The relationship of the book's title to the story is the emphasis placed by the ruling regime on controlling the population through criminalization of literature. The irony inherent in vesting in firemen the authority and responsibility for locating and burning books is at the core of Bradbury's novel.
Paper burst into flame at 451 degrees fahrenheit. The title thus indicates that fire will be a central motif of the novel. The metaphor of fire operates on more than one level: Montag functions initially as the fireman who, in this futuristic world, does not put out fires, but burns up books. So literally, the novel is about burning books. But a fire also begins to burn in Montag's soul as he increasingly questions the sterile life he and his wife, who attempts suicide, lead in a world of vacuous television programming and no books. This inner fire leads him to change his life, but also leads him to burn up his boss, Captain Beatty. Bradbury shows that fire can work in more than one way: it is destructive and also difficult to control: it can turn on and destroy the people who believe they are in charge of it. It also can become the kind of metaphoric inner fire that motivates creative change. The book's title would have also brought back to early readers memories of the Nazi's burning books as part of their totalitarian regime and this negative association would have lead people to reject with horror a future world where books are burnt.
451 degress is the temperature at which books burn. Since the events center around "burning books" - which is the ultimate form of censoring, the title Fahrenheir 451 is representative of the heat, temperature and burning of the books.
451 degrees Fahrenheit is the temperature at which paper ignites.The irony is that the "firemen" in the book do not put out fires, they burn books that have been banned by the government.
The significance of the title "Fahrenheit 451" is 451 degree Fahrenheit is the temperature at which paper burns.
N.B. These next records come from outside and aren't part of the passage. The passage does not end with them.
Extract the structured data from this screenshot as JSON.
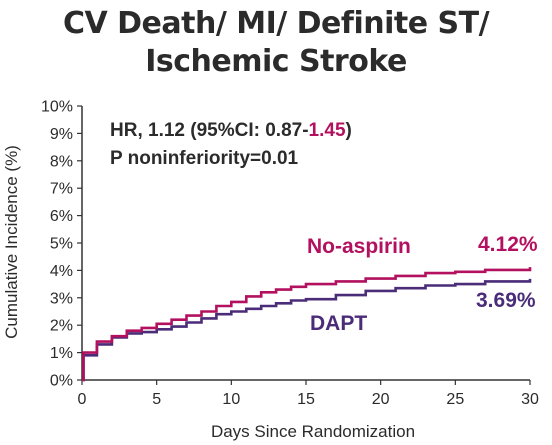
{
  "title_line1": "CV Death/ MI/ Definite ST/",
  "title_line2": "Ischemic Stroke",
  "annotation": {
    "hr_prefix": "HR, 1.12 (95%CI: 0.87-",
    "hr_highlight": "1.45",
    "hr_suffix": ")",
    "p_text": "P noninferiority=0.01"
  },
  "colors": {
    "text": "#2b2b2b",
    "axis": "#333333",
    "no_aspirin": "#b3105f",
    "dapt": "#4a2c78"
  },
  "chart_data": {
    "type": "line",
    "title": "CV Death/ MI/ Definite ST/ Ischemic Stroke",
    "xlabel": "Days Since Randomization",
    "ylabel": "Cumulative Incidence (%)",
    "xlim": [
      0,
      30
    ],
    "ylim": [
      0,
      10
    ],
    "x_ticks": [
      "0",
      "5",
      "10",
      "15",
      "20",
      "25",
      "30"
    ],
    "x_tick_values": [
      0,
      5,
      10,
      15,
      20,
      25,
      30
    ],
    "y_ticks": [
      "0%",
      "1%",
      "2%",
      "3%",
      "4%",
      "5%",
      "6%",
      "7%",
      "8%",
      "9%",
      "10%"
    ],
    "y_tick_values": [
      0,
      1,
      2,
      3,
      4,
      5,
      6,
      7,
      8,
      9,
      10
    ],
    "grid": false,
    "series": [
      {
        "name": "No-aspirin",
        "color_key": "no_aspirin",
        "end_label": "4.12%",
        "x": [
          0,
          0.1,
          1,
          2,
          3,
          4,
          5,
          6,
          7,
          8,
          9,
          10,
          11,
          12,
          13,
          14,
          15,
          17,
          19,
          21,
          23,
          25,
          27,
          30
        ],
        "y": [
          0,
          1.0,
          1.4,
          1.6,
          1.8,
          1.9,
          2.05,
          2.2,
          2.35,
          2.5,
          2.7,
          2.85,
          3.05,
          3.2,
          3.3,
          3.4,
          3.5,
          3.6,
          3.7,
          3.8,
          3.9,
          3.95,
          4.02,
          4.12
        ]
      },
      {
        "name": "DAPT",
        "color_key": "dapt",
        "end_label": "3.69%",
        "x": [
          0,
          0.1,
          1,
          2,
          3,
          4,
          5,
          6,
          7,
          8,
          9,
          10,
          11,
          12,
          13,
          14,
          15,
          17,
          19,
          21,
          23,
          25,
          27,
          30
        ],
        "y": [
          0,
          0.9,
          1.3,
          1.55,
          1.7,
          1.75,
          1.85,
          1.95,
          2.1,
          2.25,
          2.4,
          2.5,
          2.6,
          2.7,
          2.8,
          2.9,
          2.95,
          3.1,
          3.25,
          3.35,
          3.45,
          3.5,
          3.6,
          3.69
        ]
      }
    ]
  }
}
451 F is the degree at which paper burns. It is a coincidental fact that 451 F is the title of the book as Rod Bradbury did not do any actual research. This is associated with the censorship in the book.
451 degrees is the temperture that paper burns. That is why the novel is titled that. The fireman in the book don't put out fires but burn books instead. The ironic thing is that Ray Bradbury didn't really research the fact but decided to title his book that anyway. It ended up his guess was correct!